Established over 36 years ago, Carnival is the world's largest and most successful cruise line. It was launched by entrepreneur Ted Arison, whose ambition was to make cruising accessible to all people rather than just the very rich.
From humble beginnings it has grown into the world's leading cruise provider and is a name synonymous with fun and innovation.
Today Carnival's fleet comprises 22 ships and its core cruising areas include the Caribbean, Mexican Riviera, Hawaii, Bermuda and South America.
Blast from the past
Carnival Cruise Lines was established in 1972 by Ted Arison, a pioneer of modern-day cruising and someone who was keen to make cruising accessible to the average holidaymaker and not just the affluent.
The cruise line launched with a converted transatlantic liner - the TSS Mardi Gars - which got off to a rather unfortunate start by running aground on a sandbar during her maiden voyage.
Despite getting off to a shaky start, three years later the cruise line purchased the Empress of Britain, which entered service as the TSS Carnivale and marked the first phase of expansion.
In 1978, the Festivale entered service, becoming the largest and fastest vessel to sail from Miami to the Caribbean.
The cruise line continued to grow in popularity, with Carnival successfully pioneering the idea of shorter and more affordable cruises than the ones offered by traditional lines. Seven years later it made history with the launch of the Tropicale, which was the first brand new cruise ship the industry had seen for many years. The Tropicale marked the beginning of a multi-billion-dollar shipbuilding boom and riding high, Carnival continued to expand through the eighties at a rapid rate.
In 1984, the ever-innovative cruise line became the first to advertise on television; reaching wider audiences than ever before, with a sleek campaign starring company spokesperson Kathie Lee Gifford.
The late 80s saw the launch of the Holiday, the Jubilee and the 47,262-tonne Celebration, with Carnival ending the decade as the world's most popular cruise line, carrying more passengers than any of its rivals.
As the 80s gave way to the 90s, Carnival became part of the multi-line conglomerate Carnival Corporation, which today is the world's largest cruise operator.
Carnival gained a reputation as a fun, exciting and family friendly cruise line and in 1990 launched its first 'Fantasy-class' ship.
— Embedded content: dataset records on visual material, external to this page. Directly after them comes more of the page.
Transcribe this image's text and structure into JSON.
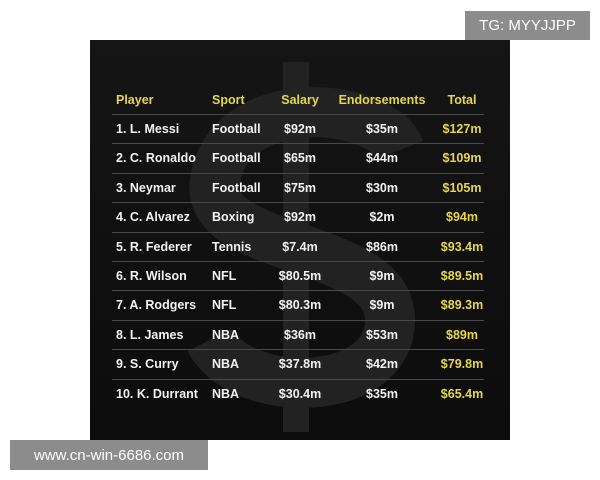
{
  "watermark_top": "TG: MYYJJPP",
  "watermark_bottom": "www.cn-win-6686.com",
  "table": {
    "header": [
      "Player",
      "Sport",
      "Salary",
      "Endorsements",
      "Total"
    ],
    "rows": [
      [
        "1. L. Messi",
        "Football",
        "$92m",
        "$35m",
        "$127m"
      ],
      [
        "2. C. Ronaldo",
        "Football",
        "$65m",
        "$44m",
        "$109m"
      ],
      [
        "3. Neymar",
        "Football",
        "$75m",
        "$30m",
        "$105m"
      ],
      [
        "4. C. Alvarez",
        "Boxing",
        "$92m",
        "$2m",
        "$94m"
      ],
      [
        "5. R. Federer",
        "Tennis",
        "$7.4m",
        "$86m",
        "$93.4m"
      ],
      [
        "6. R. Wilson",
        "NFL",
        "$80.5m",
        "$9m",
        "$89.5m"
      ],
      [
        "7. A. Rodgers",
        "NFL",
        "$80.3m",
        "$9m",
        "$89.3m"
      ],
      [
        "8. L. James",
        "NBA",
        "$36m",
        "$53m",
        "$89m"
      ],
      [
        "9. S. Curry",
        "NBA",
        "$37.8m",
        "$42m",
        "$79.8m"
      ],
      [
        "10. K. Durrant",
        "NBA",
        "$30.4m",
        "$35m",
        "$65.4m"
      ]
    ]
  }
}
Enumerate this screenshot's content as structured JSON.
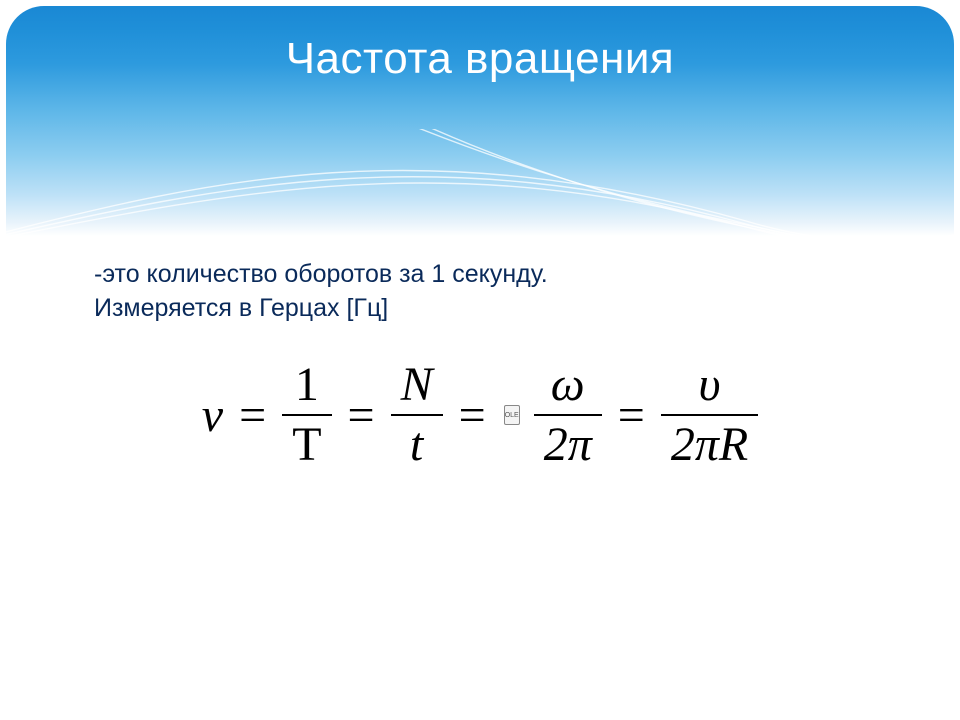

The 70,367-tonne Carnival Fantasy entered service with a series of three and four-day Bahamas cruises, becoming the first of eight 'Fantasy-class' vessels.
The 90s saw the launch of several more impressive vessels, including the Carnival Ecstasy, Carnival Sensation and Carnival Imagination, with the eighth 'Fantasy-class' ship, the Carnival Paradise, entering service in 1998.
Following the success of the 'Fantasy-class' series, Carnival introduced its 'Destiny-class', with vessels including the Carnival Destiny, which was the first cruise ship in the world to exceed 100,000 tonnes.
Over the last ten years the cruise line has continued to evolve, with the addition of larger and more innovative vessels to its fleet, such as Carnival Miracle, Carnival Freedom and Carnival Splendor, which made its debut earlier this year and marked the launch of Carnival's first Northern Europe cruise programme.
Cruising into the future
With the 130,000-tonne Carnival Dream scheduled to launch in October and the Carnival Magic superliner set to make its debut in 2011, Carnival Cruise Lines is showing no signs of slowing down.
Today it transports around 3.7 million passengers annually, including 600,000 children and, judging by the results of Porthole Cruise Magazine's Annual Reader's Choice Awards 2008, Carnival is still managing to delight its passengers.
The cruise line swept the boards at the awards, winning in nine different categories, including best value-for-money cruise line, best main dining room cuisine, best shore excursions and best megaship for the Carnival Freedom.
With its fun ships and fun attitude towards cruising, Carnival is attracting a new generation of people to holidays at sea and will no doubt continue to expand as demand for cruises inevitably increases.